From below, this route appears to be a very ominous dark gash into the middle of the mountain. It is not at all inviting, and yet we found it to be simultaneously irresistible.
The route difficulty depends a lot on the conditions. The first ascent was put up in September, when it sounds like the ice was snot thin, and there was a lot of rock climbing on dubious stone. We did the route at the end of May, and found copious amounts of snow and fat ice, although we did still have to climb some rock as well.
I will describe the route as we found it at the end of May 2014. For the AAJ account of the first ascent, see this link: publications.americanalpineclu...
From the north face cirque, climb steep snow or alpine ice to the base of the gash (about 2 pitches). Once in the gash, we found fat ice leading up to a large "snow chockstone". This overhanging snow obstacle was about 15 feet high. Some mixed moves and stemming between the chockstone and rock wall on the right lead to a tricky mantel onto the snowy blob. Above this was a rock chockstone, which was surpassed by more mixed moves involving, rock, ice, and snow. We belayed just above this chockstone using nuts and pins placed on the left wall. The final pitch consisted of slightly lower angle ice and snow up the shaft to the cornice on top, which was pulled with some more fun mixed moves.
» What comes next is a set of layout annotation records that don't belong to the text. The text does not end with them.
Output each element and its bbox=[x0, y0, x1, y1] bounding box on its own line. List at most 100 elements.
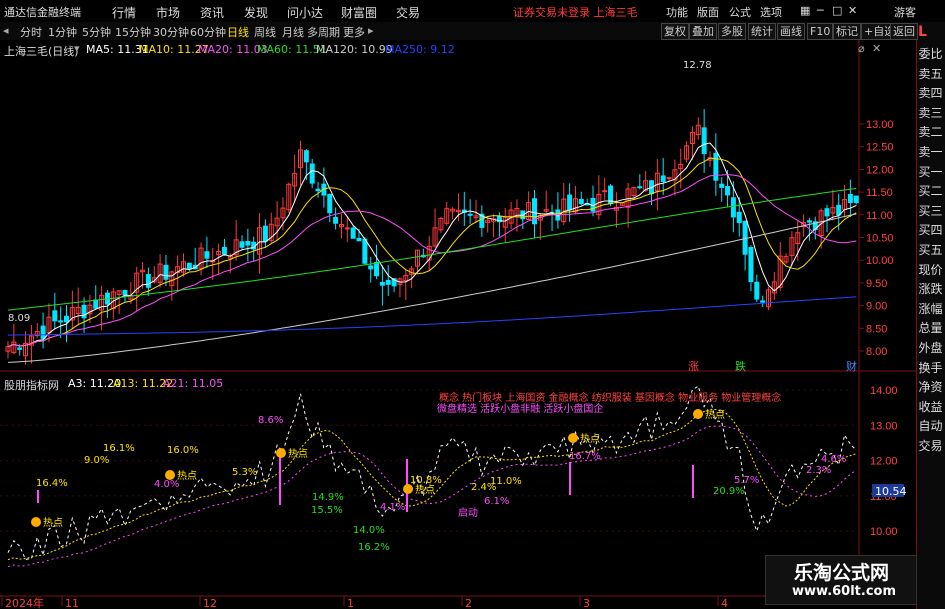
side-item-8[interactable]: 买三 bbox=[916, 202, 945, 219]
side-item-17[interactable]: 净资 bbox=[916, 378, 945, 395]
hot-point-label: 热点 bbox=[580, 432, 600, 445]
multi-stock-button[interactable]: 多股 bbox=[718, 23, 746, 40]
candle-body bbox=[368, 265, 374, 270]
login-warning[interactable]: 证券交易未登录 上海三毛 bbox=[513, 4, 638, 20]
back-arrow-icon[interactable]: ◂ bbox=[3, 24, 9, 37]
start-label: 启动 bbox=[458, 506, 478, 519]
tab-period-weekly[interactable]: 周线 bbox=[254, 24, 276, 40]
tab-period-5min[interactable]: 5分钟 bbox=[82, 24, 111, 40]
menu-ask[interactable]: 问小达 bbox=[287, 4, 323, 21]
menu-quotes[interactable]: 行情 bbox=[112, 4, 136, 21]
side-item-10[interactable]: 买五 bbox=[916, 241, 945, 258]
candle-body bbox=[385, 279, 391, 285]
menu-discover[interactable]: 发现 bbox=[244, 4, 268, 21]
grid-icon[interactable]: ▦ bbox=[800, 4, 810, 17]
pct-label: 6.1% bbox=[484, 496, 509, 507]
close-icon[interactable]: ✕ bbox=[848, 4, 857, 17]
side-item-20[interactable]: 交易 bbox=[916, 437, 945, 454]
tab-period-15min[interactable]: 15分钟 bbox=[115, 24, 151, 40]
draw-line-button[interactable]: 画线 bbox=[777, 23, 805, 40]
candle-body bbox=[719, 183, 725, 188]
maximize-icon[interactable]: □ bbox=[832, 4, 842, 17]
price-tick-label: 12.50 bbox=[866, 142, 894, 154]
adjust-button[interactable]: 复权 bbox=[661, 23, 689, 40]
menu-news[interactable]: 资讯 bbox=[200, 4, 224, 21]
marker-fall: 跌 bbox=[735, 359, 746, 373]
watermark-url: www.60lt.com bbox=[792, 584, 897, 599]
indicator-tick-label: 14.00 bbox=[870, 385, 898, 397]
menu-options[interactable]: 选项 bbox=[760, 4, 782, 20]
hot-point-label: 热点 bbox=[705, 408, 725, 421]
side-item-19[interactable]: 自动 bbox=[916, 417, 945, 434]
menu-formula[interactable]: 公式 bbox=[729, 4, 751, 20]
side-item-1[interactable]: 卖五 bbox=[916, 65, 945, 82]
candle-body bbox=[725, 186, 731, 196]
side-item-6[interactable]: 买一 bbox=[916, 163, 945, 180]
stats-button[interactable]: 统计 bbox=[748, 23, 776, 40]
pct-label: 8.6% bbox=[258, 415, 283, 426]
candle-body bbox=[262, 225, 268, 242]
tab-period-daily[interactable]: 日线 bbox=[227, 24, 249, 40]
side-item-18[interactable]: 收益 bbox=[916, 398, 945, 415]
candle-body bbox=[52, 310, 58, 322]
side-item-16[interactable]: 换手 bbox=[916, 359, 945, 376]
menu-trade[interactable]: 交易 bbox=[396, 4, 420, 21]
hot-point-icon bbox=[165, 470, 175, 480]
menu-wealth[interactable]: 财富圈 bbox=[341, 4, 377, 21]
guest-label[interactable]: 游客 bbox=[894, 4, 916, 20]
date-tick-label: 2024年 bbox=[5, 596, 44, 609]
price-tick-label: 8.00 bbox=[866, 346, 887, 358]
date-tick-label: 12 bbox=[203, 597, 217, 609]
candle-body bbox=[374, 262, 380, 277]
side-item-13[interactable]: 涨幅 bbox=[916, 300, 945, 317]
tab-period-60min[interactable]: 60分钟 bbox=[190, 24, 226, 40]
menu-function[interactable]: 功能 bbox=[666, 4, 688, 20]
side-item-11[interactable]: 现价 bbox=[916, 261, 945, 278]
tab-period-more[interactable]: 更多 bbox=[343, 24, 365, 40]
tab-period-30min[interactable]: 30分钟 bbox=[153, 24, 189, 40]
return-button[interactable]: 返回 bbox=[890, 23, 918, 40]
side-item-15[interactable]: 外盘 bbox=[916, 339, 945, 356]
side-item-12[interactable]: 涨跌 bbox=[916, 280, 945, 297]
side-item-7[interactable]: 买二 bbox=[916, 182, 945, 199]
low-price-label: 8.09 bbox=[8, 313, 30, 324]
f10-button[interactable]: F10 bbox=[807, 23, 834, 40]
more-arrow-icon[interactable]: ▸ bbox=[368, 24, 374, 37]
candle-body bbox=[333, 216, 339, 224]
marker-finance: 财 bbox=[846, 359, 857, 373]
hot-point-icon bbox=[403, 484, 413, 494]
hot-point-icon bbox=[31, 517, 41, 527]
settings-icon[interactable]: ⌀ bbox=[858, 42, 865, 55]
side-item-4[interactable]: 卖二 bbox=[916, 123, 945, 140]
side-item-0[interactable]: 委比 bbox=[916, 45, 945, 62]
indicator-tick-label: 12.00 bbox=[870, 456, 898, 468]
side-item-14[interactable]: 总量 bbox=[916, 319, 945, 336]
side-item-3[interactable]: 卖三 bbox=[916, 104, 945, 121]
overlay-button[interactable]: 叠加 bbox=[689, 23, 717, 40]
hot-point-label: 热点 bbox=[288, 447, 308, 460]
candle-body bbox=[701, 127, 707, 154]
side-item-5[interactable]: 卖一 bbox=[916, 143, 945, 160]
pct-label: 2.3% bbox=[806, 465, 831, 476]
high-price-label: 12.78 bbox=[683, 60, 712, 71]
chart-close-icon[interactable]: ✕ bbox=[872, 42, 881, 55]
mark-button[interactable]: 标记 bbox=[833, 23, 861, 40]
menu-market[interactable]: 市场 bbox=[156, 4, 180, 21]
candle-body bbox=[17, 347, 23, 350]
side-item-9[interactable]: 买四 bbox=[916, 221, 945, 238]
candle-body bbox=[239, 241, 245, 248]
side-item-2[interactable]: 卖四 bbox=[916, 84, 945, 101]
pct-label: 16.2% bbox=[358, 542, 390, 553]
date-tick-label: 2 bbox=[465, 597, 472, 609]
minimize-icon[interactable]: ─ bbox=[817, 4, 824, 17]
hot-point-icon bbox=[693, 409, 703, 419]
tab-period-minute[interactable]: 分时 bbox=[20, 24, 42, 40]
dropdown-icon[interactable]: ▾ bbox=[74, 42, 80, 55]
tab-period-1min[interactable]: 1分钟 bbox=[48, 24, 77, 40]
candle-body bbox=[122, 289, 128, 296]
tab-period-monthly[interactable]: 月线 bbox=[282, 24, 304, 40]
tab-period-multi[interactable]: 多周期 bbox=[307, 24, 340, 40]
chart-area[interactable]: 13.00 12.50 12.00 11.50 11.00 10.50 10.00 9.50 9… bbox=[0, 40, 916, 609]
candle-body bbox=[93, 299, 99, 309]
menu-layout[interactable]: 版面 bbox=[697, 4, 719, 20]
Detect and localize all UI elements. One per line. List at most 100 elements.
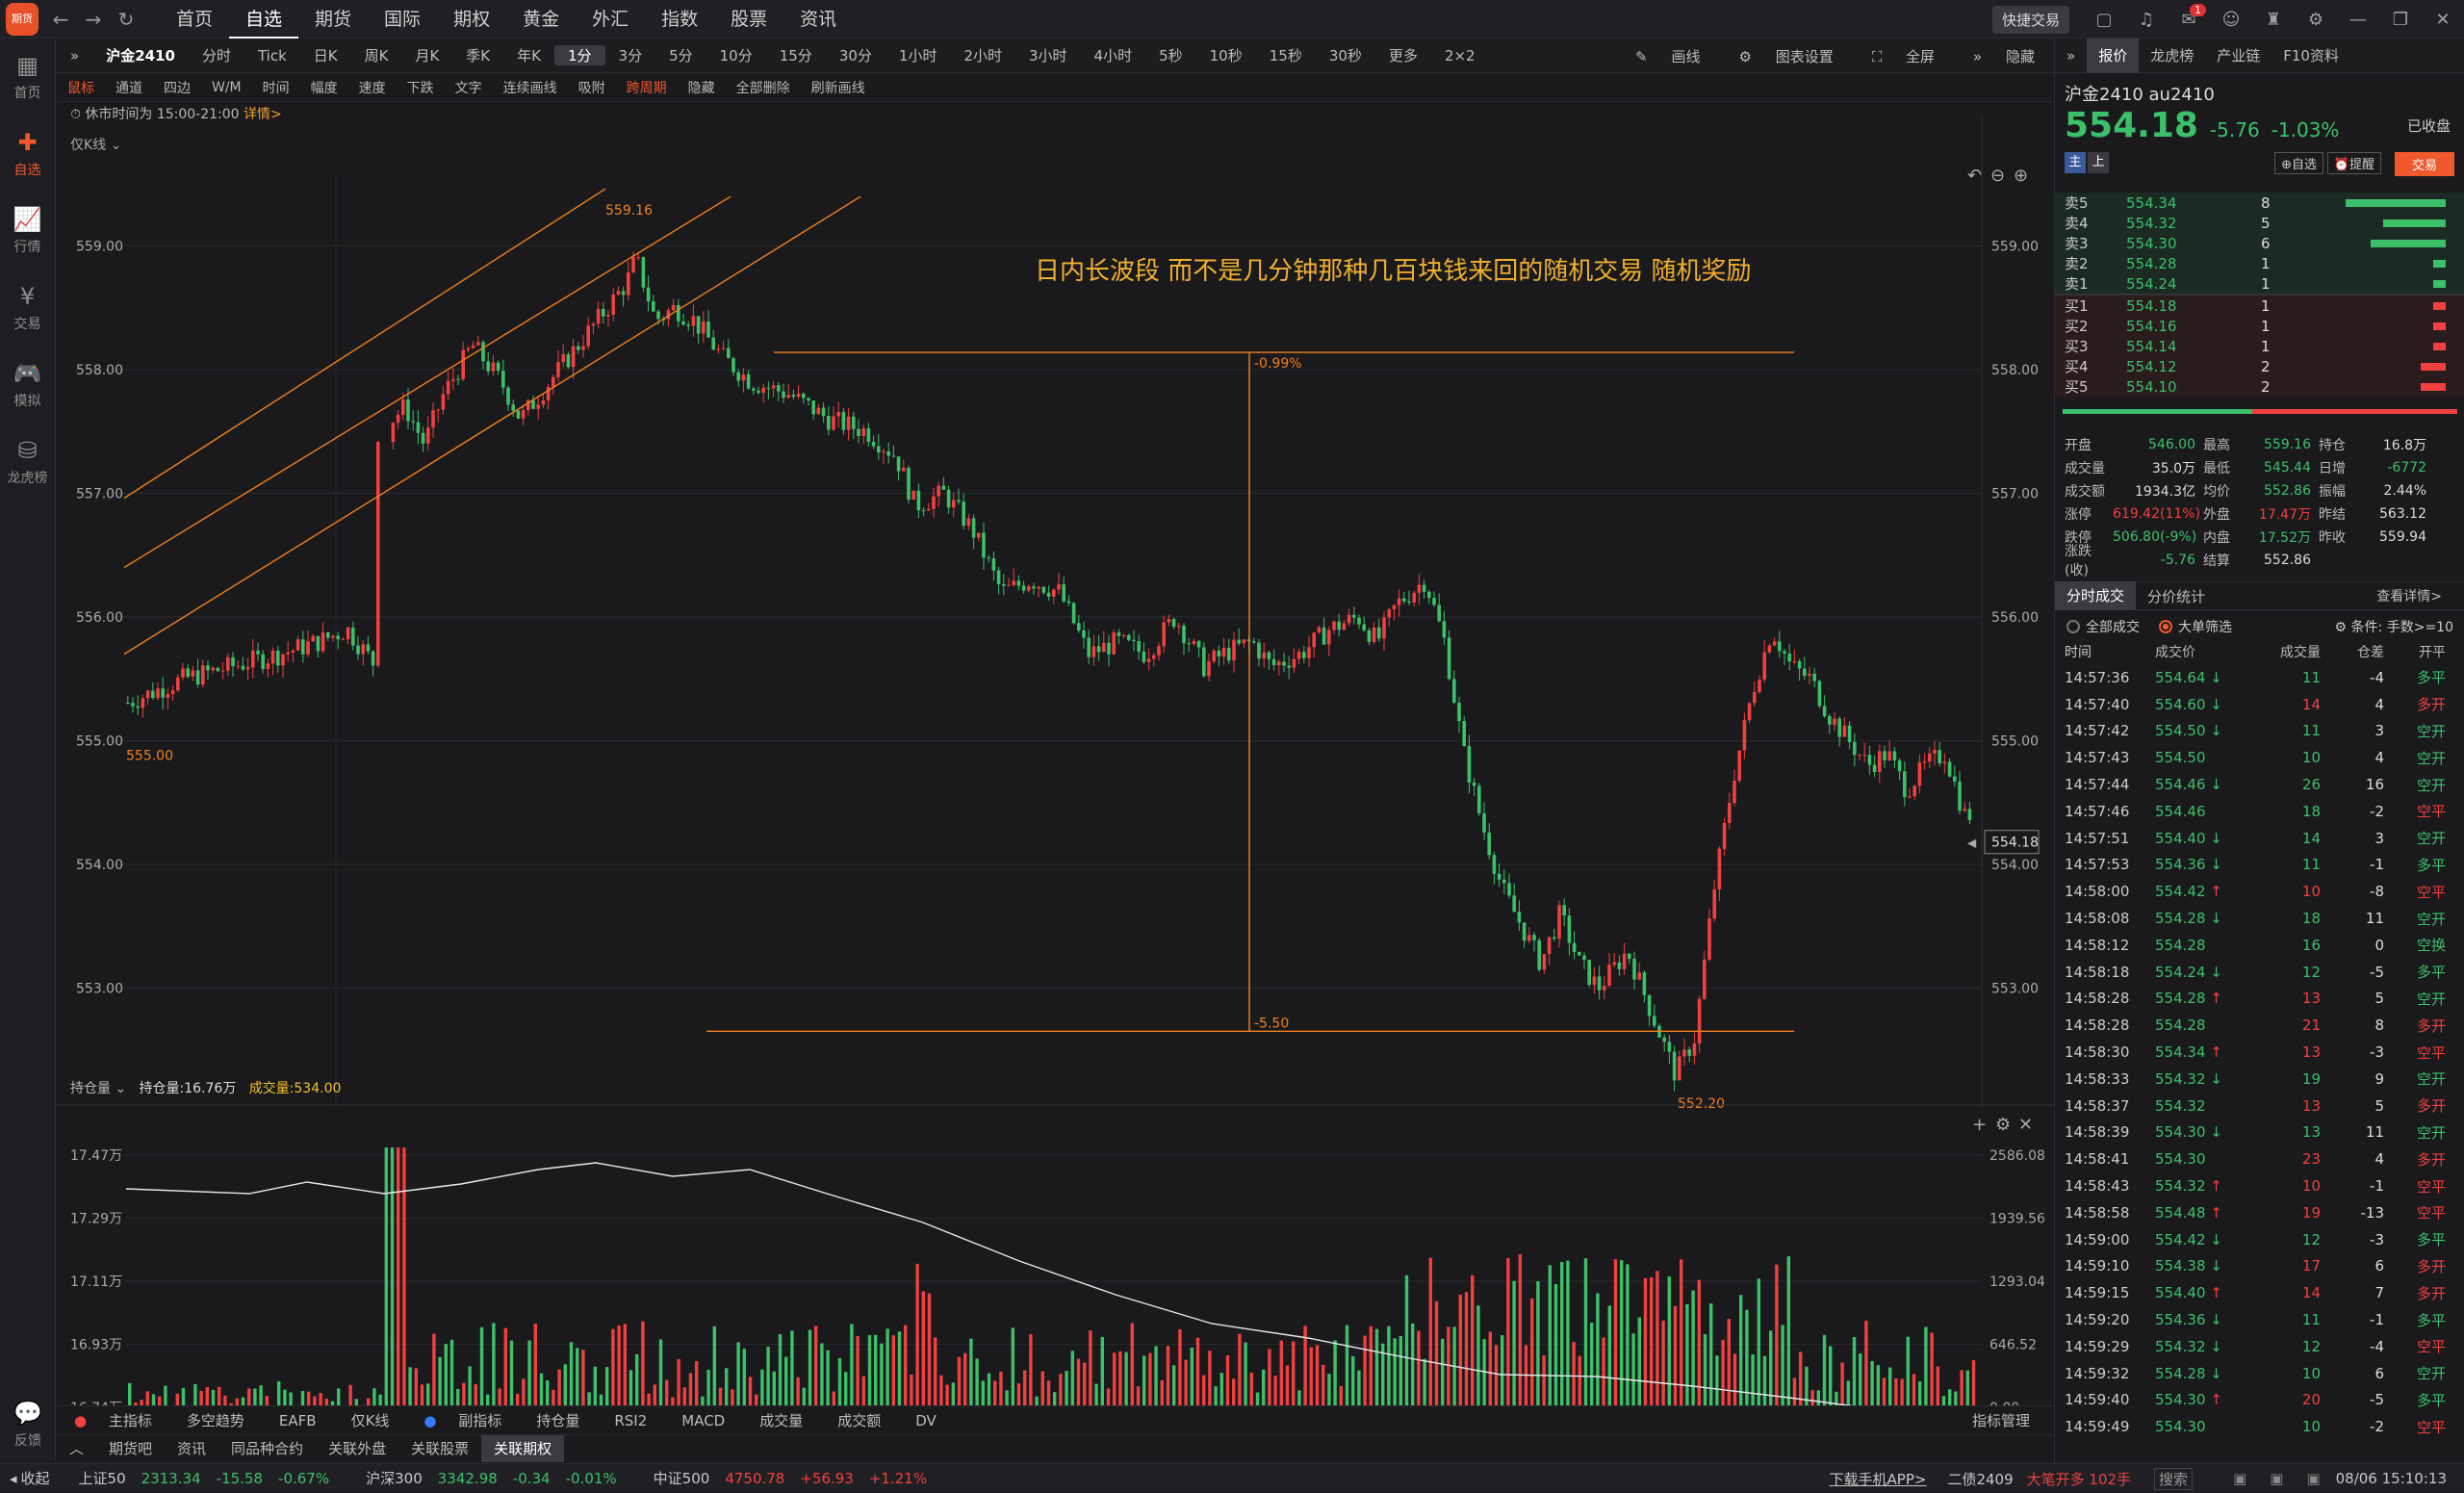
quote-tab-2[interactable]: 产业链 [2205,45,2272,65]
indicator-6[interactable]: RSI2 [597,1412,664,1429]
news-symbol[interactable]: 二债2409 [1943,1469,2016,1489]
radio-big[interactable] [2159,620,2172,633]
zoom-in-icon[interactable]: ⊕ [2014,166,2028,186]
timeframe-18[interactable]: 10秒 [1196,45,1256,65]
sidebar-feedback[interactable]: 💬 反馈 [0,1386,56,1463]
indicator-0[interactable]: ● 主指标 [57,1410,169,1430]
draw-line-button[interactable]: ✎ 画线 [1616,46,1719,66]
sub-close-icon[interactable]: ✕ [2018,1115,2033,1135]
sidebar-item[interactable]: ▦ 首页 [0,39,55,116]
add-watch-button[interactable]: ⊕自选 [2274,152,2323,174]
nav-item[interactable]: 黄金 [506,0,576,39]
order-row[interactable]: 买1 554.18 1 [2055,296,2464,316]
tab-tick-trades[interactable]: 分时成交 [2055,581,2137,610]
timeframe-21[interactable]: 更多 [1375,45,1431,65]
indicator-2[interactable]: EAFB [262,1412,334,1429]
trade-button[interactable]: 交易 [2394,152,2454,176]
nav-item[interactable]: 国际 [368,0,437,39]
nav-item[interactable]: 自选 [229,0,299,39]
related-tab-0[interactable]: 期货吧 [96,1438,165,1458]
related-tab-3[interactable]: 关联外盘 [316,1438,398,1458]
minimize-icon[interactable]: — [2337,10,2379,30]
timeframe-15[interactable]: 3小时 [1015,45,1081,65]
restore-icon[interactable]: ❐ [2379,10,2422,30]
symbol-tab[interactable]: 沪金2410 [92,45,189,65]
sidebar-item[interactable]: 🎮 模拟 [0,347,55,424]
timeframe-6[interactable]: 年K [503,45,554,65]
window-icon[interactable]: ▢ [2083,10,2125,30]
sidebar-item[interactable]: ¥ 交易 [0,270,55,347]
order-row[interactable]: 卖4 554.32 5 [2055,213,2464,233]
indicator-1[interactable]: 多空趋势 [169,1410,262,1430]
sub-settings-icon[interactable]: ⚙ [1995,1115,2011,1135]
kline-chart[interactable]: 559.00 559.00 558.00 558.00 557.00 557.00 556.… [57,77,2054,1405]
undo-icon[interactable]: ↶ [1967,166,1982,186]
indicator-3[interactable]: 仅K线 [334,1410,407,1430]
radio-all[interactable] [2066,620,2080,633]
close-icon[interactable]: ✕ [2422,10,2464,30]
timeframe-10[interactable]: 10分 [706,45,766,65]
timeframe-22[interactable]: 2×2 [1431,47,1489,64]
indicator-10[interactable]: DV [898,1412,954,1429]
quote-tab-3[interactable]: F10资料 [2272,45,2350,65]
timeframe-20[interactable]: 30秒 [1316,45,1375,65]
order-row[interactable]: 卖1 554.24 1 [2055,273,2464,294]
link-icon[interactable]: ▣ [2229,1470,2250,1487]
timeframe-7[interactable]: 1分 [553,45,605,65]
back-icon[interactable]: ← [44,0,77,39]
order-row[interactable]: 卖2 554.28 1 [2055,253,2464,273]
bell-icon[interactable]: ♫ [2125,10,2168,30]
timeframe-1[interactable]: Tick [244,47,300,64]
nav-item[interactable]: 外汇 [576,0,645,39]
settings-icon[interactable]: ⚙ [2295,10,2337,30]
related-tab-2[interactable]: 同品种合约 [218,1438,316,1458]
nav-item[interactable]: 首页 [160,0,229,39]
order-row[interactable]: 买2 554.16 1 [2055,316,2464,336]
index-quote[interactable]: 中证500 4750.78 +56.93 +1.21% [646,1468,942,1488]
fullscreen-button[interactable]: ⛶ 全屏 [1853,46,1954,66]
chart-settings-button[interactable]: ⚙ 图表设置 [1720,46,1853,66]
order-row[interactable]: 买5 554.10 2 [2055,376,2464,397]
timeframe-13[interactable]: 1小时 [886,45,951,65]
sidebar-item[interactable]: ✚ 自选 [0,116,55,193]
nav-item[interactable]: 股票 [714,0,783,39]
timeframe-19[interactable]: 15秒 [1256,45,1316,65]
collapse-icon[interactable]: ︿ [57,1438,96,1458]
trade-list[interactable]: 14:57:36 554.64 ↓ 11 -4 多平 14:57:40 554.60 ↓ 14… [2055,664,2464,1440]
filter-condition[interactable]: ⚙ 条件: 手数>=10 [2335,617,2453,636]
nav-item[interactable]: 资讯 [783,0,853,39]
timeframe-0[interactable]: 分时 [189,45,244,65]
timeframe-8[interactable]: 3分 [605,45,656,65]
timeframe-5[interactable]: 季K [452,45,503,65]
related-tab-1[interactable]: 资讯 [165,1438,218,1458]
tab-price-stats[interactable]: 分价统计 [2136,586,2217,606]
zoom-out-icon[interactable]: ⊖ [1990,166,2005,186]
quick-trade-button[interactable]: 快捷交易 [1991,5,2069,34]
forward-icon[interactable]: → [77,0,110,39]
timeframe-14[interactable]: 2小时 [950,45,1015,65]
sidebar-item[interactable]: 📈 行情 [0,193,55,270]
view-detail-link[interactable]: 查看详情> [2365,586,2453,605]
timeframe-4[interactable]: 月K [401,45,452,65]
collapse-button[interactable]: ◂ 收起 [0,1468,58,1488]
order-row[interactable]: 卖5 554.34 8 [2055,193,2464,213]
indicator-4[interactable]: ● 副指标 [406,1410,519,1430]
related-tab-5[interactable]: 关联期权 [481,1434,565,1462]
related-tab-4[interactable]: 关联股票 [398,1438,481,1458]
sidebar-item[interactable]: ⛁ 龙虎榜 [0,424,55,501]
nav-item[interactable]: 指数 [645,0,714,39]
sub-indicator-label[interactable]: 持仓量 [70,1081,111,1096]
expand-right-icon[interactable]: » [2055,47,2087,64]
hide-button[interactable]: » 隐藏 [1954,46,2054,66]
download-app-link[interactable]: 下载手机APP> [1826,1469,1931,1489]
order-row[interactable]: 买4 554.12 2 [2055,356,2464,376]
timeframe-16[interactable]: 4小时 [1081,45,1146,65]
quote-tab-0[interactable]: 报价 [2087,38,2140,73]
timeframe-3[interactable]: 周K [351,45,402,65]
shirt-icon[interactable]: ♜ [2252,10,2295,30]
indicator-8[interactable]: 成交量 [742,1410,820,1430]
up-button[interactable]: 上 [2088,152,2109,173]
timeframe-17[interactable]: 5秒 [1145,45,1196,65]
nav-item[interactable]: 期权 [437,0,506,39]
app-logo[interactable]: 期货 [0,0,44,39]
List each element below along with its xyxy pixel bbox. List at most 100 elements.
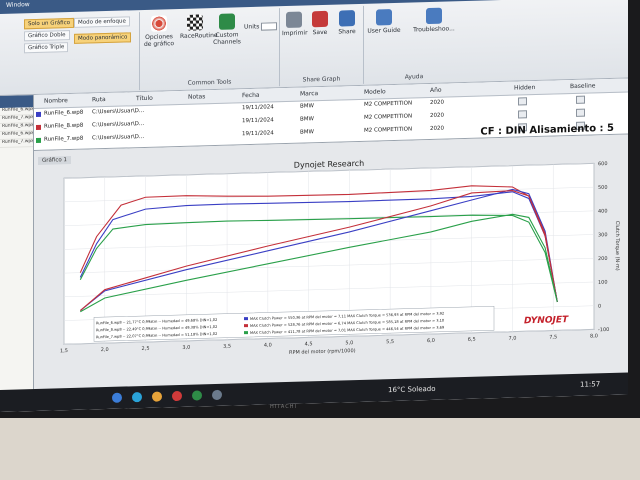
user-guide-button[interactable]: User Guide bbox=[366, 9, 402, 35]
cell-name[interactable]: RunFile_6.wp8 bbox=[44, 110, 83, 117]
x-tick-label: 7,5 bbox=[549, 334, 557, 340]
cell-modelo: M2 COMPETITION bbox=[364, 126, 413, 134]
save-icon bbox=[312, 10, 328, 28]
opciones-grafico-button[interactable]: Opciones de gráfico bbox=[142, 15, 176, 48]
y-tick-label: 200 bbox=[598, 256, 608, 262]
y-tick-label: 100 bbox=[598, 280, 608, 286]
y-tick-label: 0 bbox=[598, 303, 601, 309]
ayuda-label: Ayuda bbox=[404, 73, 424, 81]
col-hidden[interactable]: Hidden bbox=[514, 84, 535, 92]
cell-anio: 2020 bbox=[430, 99, 444, 106]
col-baseline[interactable]: Baseline bbox=[570, 82, 595, 90]
x-tick-label: 2,0 bbox=[101, 347, 109, 353]
common-tools-label: Common Tools bbox=[187, 78, 232, 87]
share-icon bbox=[339, 10, 355, 27]
clock[interactable]: 11:57 bbox=[580, 380, 600, 389]
cell-fecha: 19/11/2024 bbox=[242, 104, 274, 112]
x-tick-label: 4,0 bbox=[264, 342, 272, 348]
imprimir-button[interactable]: Imprimir bbox=[282, 11, 308, 38]
cell-marca: BMW bbox=[300, 116, 314, 123]
baseline-checkbox[interactable] bbox=[576, 108, 585, 117]
cell-anio: 2020 bbox=[430, 125, 444, 132]
cell-name[interactable]: RunFile_7.wp8 bbox=[44, 136, 83, 143]
run-color-swatch bbox=[36, 111, 41, 117]
cell-modelo: M2 COMPETITION bbox=[364, 100, 413, 108]
custom-channels-label: Custom Channels bbox=[213, 31, 241, 47]
dyno-chart: Dynojet Research 1,5 2,0 2,5 3,0 3,5 4,0 4,5 5,0… bbox=[60, 159, 620, 356]
x-axis-label: RPM del motor (rpm/1000) bbox=[289, 348, 356, 356]
group-common-tools: Opciones de gráfico RaceRoutine Custom C… bbox=[140, 8, 280, 91]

Follow the ascent as noted on the North Face of Mt. Borah page up the Rock Creek Drainage until you get a view of the north face cirque. Psycho Therapy climbs the obvious dark gash in Borah's northwest ridge, far to the right of the actual summit.
Note that I have also included a photo on an alternate, shorter (but sketchy) approach.
Descent: From the top of the shaft turn right, and down-climb the exposed 4th class northwest ridge (which quickly turns and heads due north). Eventually you will get to a large scree field. If you follow this scree field down to the northwest, you will eventually end up on a sub-ridge which will take you down to Rock Creek a short ways upstream from the parking area.
Alternatively, from the top of the route, you could continue to climb Mount Borah's northwest ridge (supposedly class 4) all the way to the summit, and then descend as per the description on the North Face route page. Note that this route tops out far down the ridge from the summit, so this would likely add a lot of time to your day.
Knifeblades, small nuts, and ice screws.